Parmi ces margoulins, la gauche-gauche de Merluchon, bien sûr. Pour fournir au catalogue socialiste des produits plus conformes aux aspirations du peuple : résistance à l’urope, protectionnisme etc… Juste de quoi jeter de la poudre aux yeux des électeurs, car il est bien évident que Mimolette n’a aucune envie d’aller dans le sens de l’indépendance nationale. Les plus dangereux sont évidemment les verdâtres escrologistes qui vont faire payer cher leur ralliement. Avec eux, des mesures qui rencontrent les idéaux doctrinaires des fascistes de Terra Nova : sortie partielle ou totale du nucléaire (78% de notre production électrique, dont nous exportons une partie vers l’Allemagne qui veut stupidement elle aussi sortir du nucléaire), vote des allochtones aux élections locales (donc constitution éventuelle d’entités soumises à la charia et non plus aux lois fondamentales du pays), mariage des homosexuels (double transgression pathologique de la nature et de la culture), taxes climatiques (en révérence à l’idole Réchauffement Anthropique qui n’est en fait qu’un mensonge de plus en plus démasqué par les scientifiques). Et ainsi de suite. Bref, des mesures qui seraient bel et bien prises, précipitant l’agonie de la France.

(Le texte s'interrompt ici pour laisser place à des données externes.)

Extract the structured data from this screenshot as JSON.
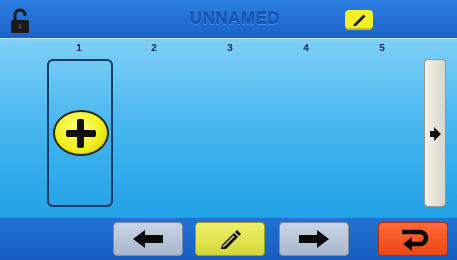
{
  "header": {
    "title": "UNNAMED",
    "lock_icon": "lock-open-icon",
    "edit_icon": "pencil-icon"
  },
  "columns": [
    "1",
    "2",
    "3",
    "4",
    "5"
  ],
  "slot": {
    "add_icon": "plus-icon"
  },
  "scroll": {
    "icon": "arrow-right-icon"
  },
  "footer": {
    "buttons": [
      {
        "icon": "arrow-left-icon",
        "color": "#b4c2d8"
      },
      {
        "icon": "pencil-icon",
        "color": "#e2e34a"
      },
      {
        "icon": "arrow-right-icon",
        "color": "#b4c2d8"
      },
      {
        "icon": "return-icon",
        "color": "#f5541e"
      }
    ]
  },
  "colors": {
    "header_bg": "#2277d8",
    "panel_bg": "#40b3ee",
    "accent_yellow": "#f4ef2c",
    "accent_red": "#f5541e"
  }
}
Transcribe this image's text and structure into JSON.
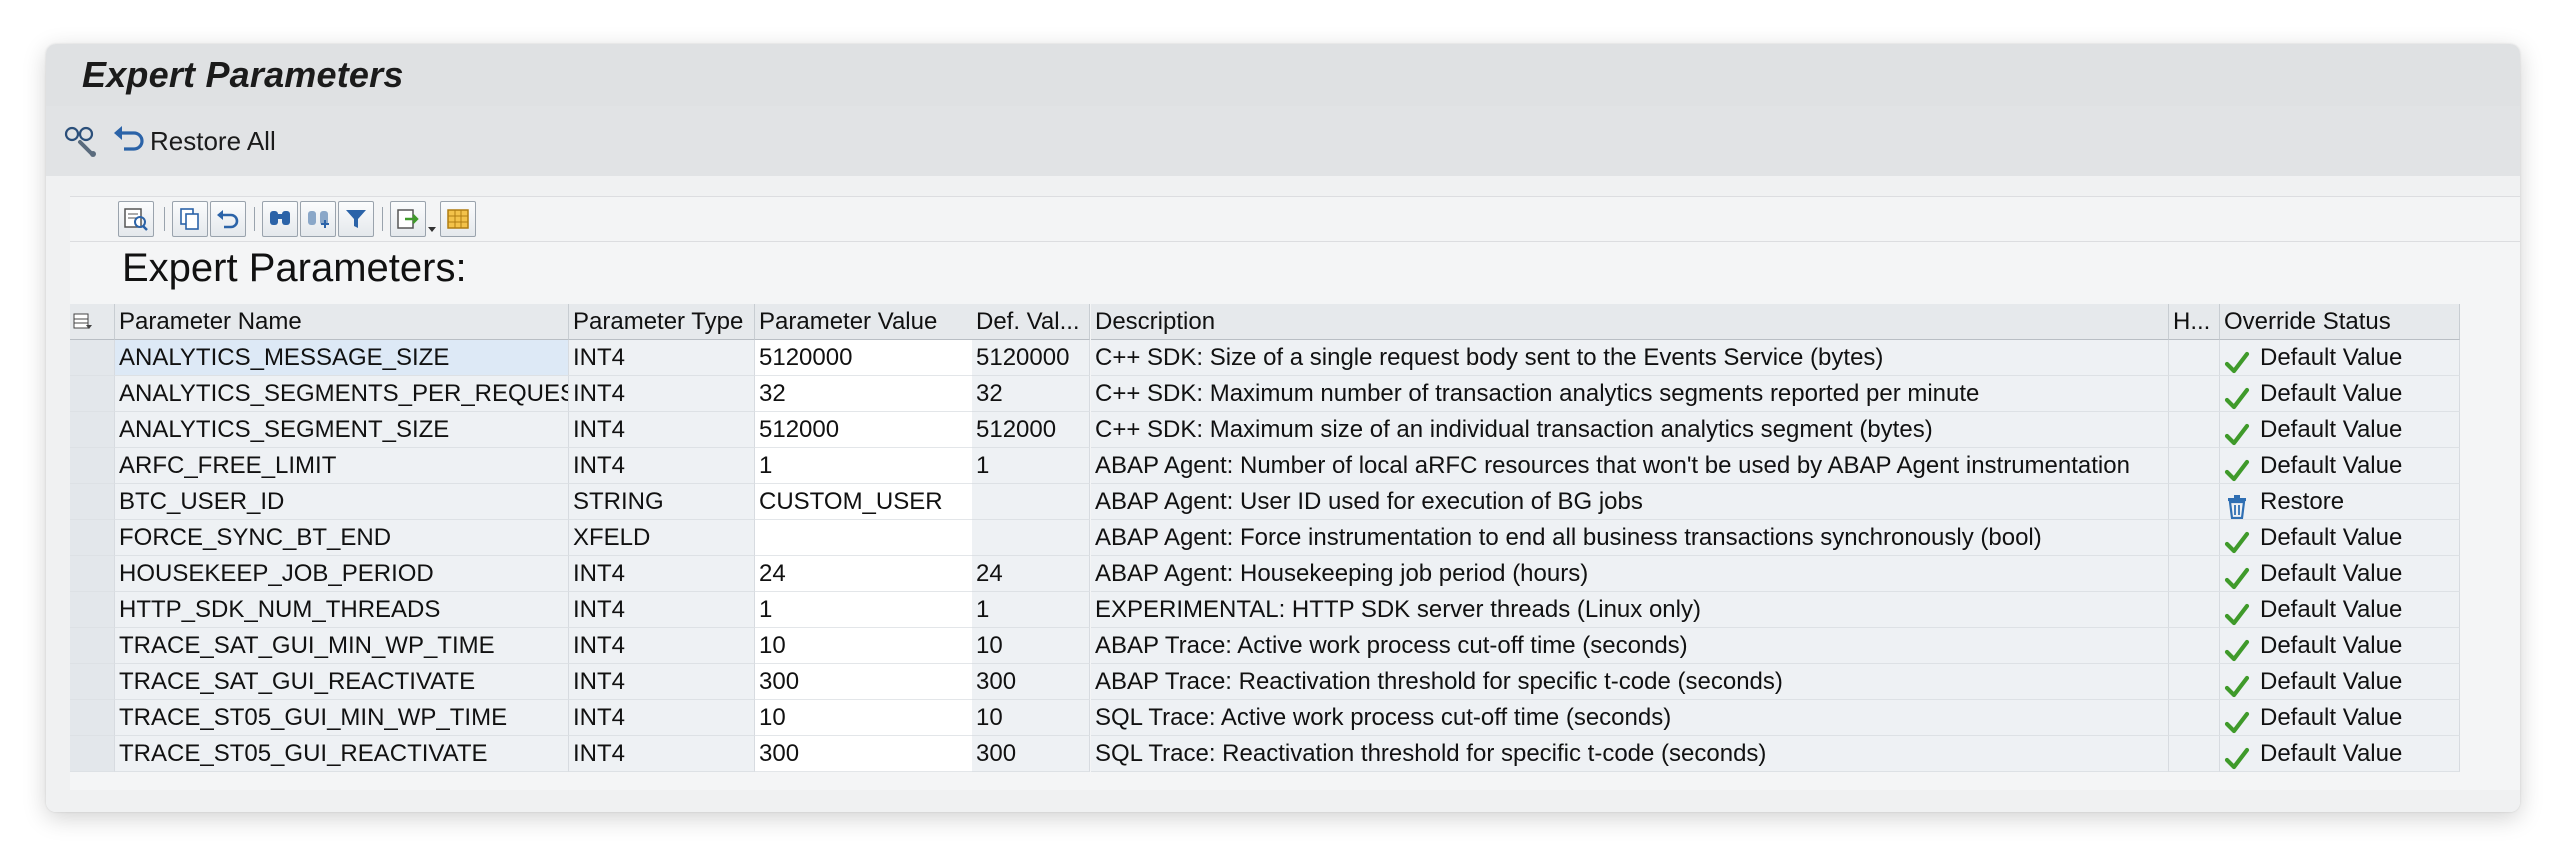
{
  "window": {
    "title": "Expert Parameters"
  },
  "app_toolbar": {
    "settings_icon": "wrench-glasses-icon",
    "restore_all_icon": "undo-icon",
    "restore_all_label": "Restore All"
  },
  "alv_toolbar": {
    "buttons": [
      "details-icon",
      "copy-icon",
      "undo-icon",
      "find-icon",
      "find-next-icon",
      "filter-icon",
      "export-icon",
      "layout-icon"
    ]
  },
  "grid": {
    "title": "Expert Parameters:",
    "columns": [
      "Parameter Name",
      "Parameter Type",
      "Parameter Value",
      "Def. Val...",
      "Description",
      "H...",
      "Override Status"
    ],
    "rows": [
      {
        "name": "ANALYTICS_MESSAGE_SIZE",
        "type": "INT4",
        "value": "5120000",
        "default": "5120000",
        "description": "C++ SDK: Size of a single request body sent to the Events Service (bytes)",
        "h": "",
        "status": "Default Value",
        "status_icon": "checkmark-icon"
      },
      {
        "name": "ANALYTICS_SEGMENTS_PER_REQUEST",
        "type": "INT4",
        "value": "32",
        "default": "32",
        "description": "C++ SDK: Maximum number of transaction analytics segments reported per minute",
        "h": "",
        "status": "Default Value",
        "status_icon": "checkmark-icon"
      },
      {
        "name": "ANALYTICS_SEGMENT_SIZE",
        "type": "INT4",
        "value": "512000",
        "default": "512000",
        "description": "C++ SDK: Maximum size of an individual transaction analytics segment (bytes)",
        "h": "",
        "status": "Default Value",
        "status_icon": "checkmark-icon"
      },
      {
        "name": "ARFC_FREE_LIMIT",
        "type": "INT4",
        "value": "1",
        "default": "1",
        "description": "ABAP Agent: Number of local aRFC resources that won't be used by ABAP Agent instrumentation",
        "h": "",
        "status": "Default Value",
        "status_icon": "checkmark-icon"
      },
      {
        "name": "BTC_USER_ID",
        "type": "STRING",
        "value": "CUSTOM_USER",
        "default": "",
        "description": "ABAP Agent: User ID used for execution of BG jobs",
        "h": "",
        "status": "Restore",
        "status_icon": "trash-icon"
      },
      {
        "name": "FORCE_SYNC_BT_END",
        "type": "XFELD",
        "value": "",
        "default": "",
        "description": "ABAP Agent: Force instrumentation to end all business transactions synchronously (bool)",
        "h": "",
        "status": "Default Value",
        "status_icon": "checkmark-icon"
      },
      {
        "name": "HOUSEKEEP_JOB_PERIOD",
        "type": "INT4",
        "value": "24",
        "default": "24",
        "description": "ABAP Agent: Housekeeping job period (hours)",
        "h": "",
        "status": "Default Value",
        "status_icon": "checkmark-icon"
      },
      {
        "name": "HTTP_SDK_NUM_THREADS",
        "type": "INT4",
        "value": "1",
        "default": "1",
        "description": "EXPERIMENTAL: HTTP SDK server threads (Linux only)",
        "h": "",
        "status": "Default Value",
        "status_icon": "checkmark-icon"
      },
      {
        "name": "TRACE_SAT_GUI_MIN_WP_TIME",
        "type": "INT4",
        "value": "10",
        "default": "10",
        "description": "ABAP Trace: Active work process cut-off time (seconds)",
        "h": "",
        "status": "Default Value",
        "status_icon": "checkmark-icon"
      },
      {
        "name": "TRACE_SAT_GUI_REACTIVATE",
        "type": "INT4",
        "value": "300",
        "default": "300",
        "description": "ABAP Trace: Reactivation threshold for specific t-code (seconds)",
        "h": "",
        "status": "Default Value",
        "status_icon": "checkmark-icon"
      },
      {
        "name": "TRACE_ST05_GUI_MIN_WP_TIME",
        "type": "INT4",
        "value": "10",
        "default": "10",
        "description": "SQL Trace: Active work process cut-off time (seconds)",
        "h": "",
        "status": "Default Value",
        "status_icon": "checkmark-icon"
      },
      {
        "name": "TRACE_ST05_GUI_REACTIVATE",
        "type": "INT4",
        "value": "300",
        "default": "300",
        "description": "SQL Trace: Reactivation threshold for specific t-code (seconds)",
        "h": "",
        "status": "Default Value",
        "status_icon": "checkmark-icon"
      }
    ]
  },
  "colors": {
    "checkmark": "#3f9a2a",
    "trash": "#2f6fb3",
    "header_bg": "#e6e9ec",
    "selected_cell": "#dde9f6"
  }
}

Ce ne sont que quelques exemples. On pourrait aussi évoquer le « fédéralisme » uropéen, dont le spectre se profile sous la forme d’un « fédéralisme budgétaire » qui parachèverait la ruine des nations et leur mise sous le joug de l’urocratie, dont le dodu président Barrosso dodeline, un sourire perfide aux lèvres, quand Nigel Farage lui balance ses quatre vérités. Mais là nous sortons du domaine spécifique de la malfaisance gaucho-escrologiste pour parler des fondamentaux de la caste politique.

En somme, et c’est là ma conclusion, Mimolette n’est pas dangereux en soi : il l’est par les appuis qu’il devra acheter, et qui représentent réellement la Peste dont peut mourir notre pays. Que faire ? Le débat politique sera, comme toujours, escamoté, et aucun des vrais problèmes de notre société ne sera examiné, à moins que Merluchon ou Jean-Marine n’aient le courage -et les moyens médiatiques- de les mettre en avant, ce que je ne crois pas. Mieux vaudrait frapper d’illégitimité le futur vainqueur de ce Paris-Lourdes en s’abstenant massivement de jouer le jeu pipé du vote, et travailler en sourdine à faire avancer l’idée de rendre le pouvoir au peuple, dans une démocratie directe.

Raymond.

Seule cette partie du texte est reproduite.